Na grande maioria dos casos, as
casas seguiam o estilo de construção conhecido como Taipa ou ainda casa de
pau-a-pique. Uma técnica que utilizava madeira rústica, ou varas, alinhadas
nos sentidos horizontal e vertical, criando uma grade de madeira entrelaçada que
depois tinha os vãos preenchidos com barro para formar as paredes rudimentares
à abrigar as famílias e seus raros bens materiais.
Não há um consenso entre os
historiadores acerca da origem dessa técnica de construção, fato é que, provavelmente
é esta originária da mescla dos estilos arquitetônicos vindos de Portugal,
técnicas indígenas e de origem africana. Foi amplamente utilizada em todo o
Brasil até o as primeiras décadas do século XX, sendo posteriormente substituída
pelas casas construídas em adobe sem queima, o adobe queimado e, mais
recentemente no nosso caso, pelos blocos de cerâmica.

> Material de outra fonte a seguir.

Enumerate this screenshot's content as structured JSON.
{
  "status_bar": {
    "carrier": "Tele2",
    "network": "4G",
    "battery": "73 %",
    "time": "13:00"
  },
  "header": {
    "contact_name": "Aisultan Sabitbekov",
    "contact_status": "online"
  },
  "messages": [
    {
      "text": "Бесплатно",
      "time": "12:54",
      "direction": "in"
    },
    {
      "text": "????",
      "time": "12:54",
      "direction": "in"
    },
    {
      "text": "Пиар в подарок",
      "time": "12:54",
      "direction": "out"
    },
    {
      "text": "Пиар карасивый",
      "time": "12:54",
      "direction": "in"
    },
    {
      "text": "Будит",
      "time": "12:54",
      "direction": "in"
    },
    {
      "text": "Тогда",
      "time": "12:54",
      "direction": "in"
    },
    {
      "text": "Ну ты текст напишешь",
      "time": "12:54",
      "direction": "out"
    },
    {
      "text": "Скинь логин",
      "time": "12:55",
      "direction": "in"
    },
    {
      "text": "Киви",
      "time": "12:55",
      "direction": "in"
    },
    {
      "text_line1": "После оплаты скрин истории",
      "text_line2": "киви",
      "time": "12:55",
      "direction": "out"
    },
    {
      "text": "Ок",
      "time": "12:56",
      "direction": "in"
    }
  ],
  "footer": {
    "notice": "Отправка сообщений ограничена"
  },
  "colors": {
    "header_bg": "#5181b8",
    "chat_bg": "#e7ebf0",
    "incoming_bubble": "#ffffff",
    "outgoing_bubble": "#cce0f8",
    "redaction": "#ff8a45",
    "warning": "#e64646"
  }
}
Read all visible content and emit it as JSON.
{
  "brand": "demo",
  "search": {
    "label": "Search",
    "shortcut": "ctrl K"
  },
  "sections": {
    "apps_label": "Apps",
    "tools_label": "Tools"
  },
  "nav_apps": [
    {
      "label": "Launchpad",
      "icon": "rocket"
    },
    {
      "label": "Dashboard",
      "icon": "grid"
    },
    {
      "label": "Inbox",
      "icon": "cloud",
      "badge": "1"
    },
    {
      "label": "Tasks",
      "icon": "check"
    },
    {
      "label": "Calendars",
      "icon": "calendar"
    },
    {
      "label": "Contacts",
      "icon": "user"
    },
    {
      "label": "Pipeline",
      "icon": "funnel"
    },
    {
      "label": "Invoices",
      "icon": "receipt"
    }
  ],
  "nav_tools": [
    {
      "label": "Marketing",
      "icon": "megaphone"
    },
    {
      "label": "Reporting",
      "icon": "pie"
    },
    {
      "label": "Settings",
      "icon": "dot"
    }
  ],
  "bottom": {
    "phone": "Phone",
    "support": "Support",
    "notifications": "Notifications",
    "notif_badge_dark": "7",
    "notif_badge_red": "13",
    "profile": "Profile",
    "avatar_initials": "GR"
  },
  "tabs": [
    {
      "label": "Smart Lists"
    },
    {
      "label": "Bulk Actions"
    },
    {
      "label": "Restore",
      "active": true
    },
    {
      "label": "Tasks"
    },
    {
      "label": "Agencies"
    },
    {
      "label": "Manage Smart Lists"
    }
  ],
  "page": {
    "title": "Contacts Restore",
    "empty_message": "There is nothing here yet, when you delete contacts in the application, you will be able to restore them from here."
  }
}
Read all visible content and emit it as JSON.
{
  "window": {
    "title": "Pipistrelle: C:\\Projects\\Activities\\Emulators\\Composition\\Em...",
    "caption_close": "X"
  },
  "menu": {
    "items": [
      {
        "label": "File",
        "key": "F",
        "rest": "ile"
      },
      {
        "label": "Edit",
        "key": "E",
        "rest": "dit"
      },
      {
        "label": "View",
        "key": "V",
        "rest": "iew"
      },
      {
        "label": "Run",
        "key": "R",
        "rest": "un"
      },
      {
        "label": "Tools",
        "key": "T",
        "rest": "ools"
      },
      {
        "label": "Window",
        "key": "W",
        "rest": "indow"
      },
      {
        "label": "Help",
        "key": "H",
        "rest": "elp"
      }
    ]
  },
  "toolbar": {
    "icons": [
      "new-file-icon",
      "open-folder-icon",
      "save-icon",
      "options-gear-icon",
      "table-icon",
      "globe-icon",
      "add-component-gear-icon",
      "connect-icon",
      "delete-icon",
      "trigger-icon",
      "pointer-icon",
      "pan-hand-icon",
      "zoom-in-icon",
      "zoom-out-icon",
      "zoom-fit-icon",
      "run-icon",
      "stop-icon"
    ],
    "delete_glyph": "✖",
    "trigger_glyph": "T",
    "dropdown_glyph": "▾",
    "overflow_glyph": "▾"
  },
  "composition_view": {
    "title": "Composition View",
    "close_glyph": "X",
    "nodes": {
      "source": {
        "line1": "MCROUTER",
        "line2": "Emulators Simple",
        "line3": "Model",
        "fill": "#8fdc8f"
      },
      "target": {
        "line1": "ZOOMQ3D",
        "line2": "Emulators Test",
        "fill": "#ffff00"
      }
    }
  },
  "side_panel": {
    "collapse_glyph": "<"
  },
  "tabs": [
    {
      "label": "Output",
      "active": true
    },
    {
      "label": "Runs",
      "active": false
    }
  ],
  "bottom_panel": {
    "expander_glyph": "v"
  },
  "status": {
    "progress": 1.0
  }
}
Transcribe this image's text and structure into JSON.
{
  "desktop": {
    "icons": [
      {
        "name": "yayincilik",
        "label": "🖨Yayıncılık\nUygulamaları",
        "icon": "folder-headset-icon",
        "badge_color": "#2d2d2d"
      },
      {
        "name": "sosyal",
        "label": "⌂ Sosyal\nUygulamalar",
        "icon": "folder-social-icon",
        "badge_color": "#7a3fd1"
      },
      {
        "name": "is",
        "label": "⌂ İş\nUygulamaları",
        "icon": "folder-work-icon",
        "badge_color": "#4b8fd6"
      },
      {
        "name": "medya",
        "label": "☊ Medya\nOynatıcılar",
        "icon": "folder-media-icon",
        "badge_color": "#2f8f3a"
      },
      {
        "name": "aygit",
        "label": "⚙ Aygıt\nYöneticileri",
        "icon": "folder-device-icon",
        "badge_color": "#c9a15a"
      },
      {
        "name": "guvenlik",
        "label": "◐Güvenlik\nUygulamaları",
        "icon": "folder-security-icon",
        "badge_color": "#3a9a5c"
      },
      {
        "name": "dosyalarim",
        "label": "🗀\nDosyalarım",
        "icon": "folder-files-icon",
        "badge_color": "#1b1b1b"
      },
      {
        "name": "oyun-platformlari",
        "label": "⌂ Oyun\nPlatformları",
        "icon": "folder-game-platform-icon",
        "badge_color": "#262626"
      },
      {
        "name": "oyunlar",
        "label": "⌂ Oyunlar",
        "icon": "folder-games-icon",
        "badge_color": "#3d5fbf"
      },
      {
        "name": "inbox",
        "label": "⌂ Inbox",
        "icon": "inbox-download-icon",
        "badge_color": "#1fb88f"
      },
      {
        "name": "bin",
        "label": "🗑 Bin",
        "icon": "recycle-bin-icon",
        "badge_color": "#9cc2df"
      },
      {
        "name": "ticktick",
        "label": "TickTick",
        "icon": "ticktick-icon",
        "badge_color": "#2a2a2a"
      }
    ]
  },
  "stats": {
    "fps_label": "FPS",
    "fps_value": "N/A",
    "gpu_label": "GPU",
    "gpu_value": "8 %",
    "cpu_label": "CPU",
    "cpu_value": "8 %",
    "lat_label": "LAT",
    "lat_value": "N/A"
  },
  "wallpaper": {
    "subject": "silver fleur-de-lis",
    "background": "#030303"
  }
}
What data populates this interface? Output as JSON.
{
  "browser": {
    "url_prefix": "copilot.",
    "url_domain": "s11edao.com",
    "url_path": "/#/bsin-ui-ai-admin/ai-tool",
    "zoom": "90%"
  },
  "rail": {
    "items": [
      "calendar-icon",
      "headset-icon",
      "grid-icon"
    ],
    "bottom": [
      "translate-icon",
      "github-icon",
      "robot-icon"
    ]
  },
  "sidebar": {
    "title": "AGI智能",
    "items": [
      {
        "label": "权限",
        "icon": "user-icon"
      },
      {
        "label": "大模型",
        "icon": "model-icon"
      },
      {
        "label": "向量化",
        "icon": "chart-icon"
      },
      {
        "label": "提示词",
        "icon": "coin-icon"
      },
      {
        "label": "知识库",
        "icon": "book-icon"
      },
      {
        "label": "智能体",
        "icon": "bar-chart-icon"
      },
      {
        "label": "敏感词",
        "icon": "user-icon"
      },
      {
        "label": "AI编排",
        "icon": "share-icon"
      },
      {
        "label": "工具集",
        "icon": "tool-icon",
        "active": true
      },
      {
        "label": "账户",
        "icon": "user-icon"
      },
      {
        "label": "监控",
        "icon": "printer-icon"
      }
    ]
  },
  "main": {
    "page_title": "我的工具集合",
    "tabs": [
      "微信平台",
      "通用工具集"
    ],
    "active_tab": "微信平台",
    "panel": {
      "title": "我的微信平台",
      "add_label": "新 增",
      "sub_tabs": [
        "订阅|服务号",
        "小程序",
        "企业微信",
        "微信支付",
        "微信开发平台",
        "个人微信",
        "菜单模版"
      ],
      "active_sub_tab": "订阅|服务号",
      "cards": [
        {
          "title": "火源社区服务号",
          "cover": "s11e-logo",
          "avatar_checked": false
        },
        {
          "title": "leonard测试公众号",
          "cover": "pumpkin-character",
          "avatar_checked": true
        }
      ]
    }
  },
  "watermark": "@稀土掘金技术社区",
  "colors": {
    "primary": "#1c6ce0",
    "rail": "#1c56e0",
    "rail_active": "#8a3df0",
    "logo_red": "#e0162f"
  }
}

A construção das casas de taipa em
nossa região no início século XX consistia em uma verdadeira odisseia. A mão-de-obra
precisava ser numerosa e o trabalho era dividido por gênero. Geralmente, às
mulheres, era dada a tarefa de cuidar da comida para o mutirão e de molhar a
terra para formar o barro. Aos homens cabia cortar as varas em um matagal
próximo, limpar a área e fazer a trama de varas que consistia na estrutura
principal das paredes.
Em Fátima, temos um rico relato de
uma dessas construções fornecido pela fatimense Maria Soledade do Nascimento,
conhecida popularmente como “Dona Brinco”. Em entrevista concedida ao
pesquisador Juan Kléber Menezes em novembro de 2018, Dona Brinco, portadora de
uma memória invejável, narra a construção da casa de seu pais em meados dos
1940.
Segundo relata a entrevistada, seu
pai trabalhou como tropeiro e juntou dinheiro durante longo período em uma lata
feita de cofre. O dinheiro era necessário para comprar “somente” as telhas produzidas
em olarias e também os pregos, pois os caibros, ripas e, claro, o barro, era encontrado nos arredores do próprio canteiro de obras. Daí em diante, era
preciso garantir que os vizinhos, amigos e parente que viriam ajudar, ou dar um digitório na obra tivessem uma carne de criação (carneiro ou bode) para
comer.
Quando suspeitou que já havia juntado a
quantia necessária para comprar o material, o pai de Dona Brinco e de numerosa
prole iniciou a construção, entretanto, mesmo contando com numerosa ajuda, o
dinheiro não foi suficiente e ele teve que contar com a solidariedade de amigos
de Adustina que vieram ajudar no término da sua casa. Na ocasião, um amigo se
solidarizou com a luta do sertanejo e trouxe um grande número de trabalhadores
e ainda um carneiro para alimentar a todos e finalmente concluir a casa onde a
família moraria por muitos anos.
Contar a história de uma família específica e
de um caso tão pontual como a construção de uma casa pode parecer, em um
primeiro momento, algo demasiadamente trivial para quem assumiu a
tarefa de escrever história, entretanto, é necessário sensibilidade para
perceber que esta história especificamente é um valioso retrato do passado de
milhões de sertanejos que passaram pela mesma situação. Essa passagem da história
de uma família de Fátima, cujos descendentes hoje integram a sua população,
serve como uma registro para que as gerações contemporâneas e futuras compreendam
a vida nua e crua dos seus antepassados e afinem sua identificação com a
memória coletiva de sua gente.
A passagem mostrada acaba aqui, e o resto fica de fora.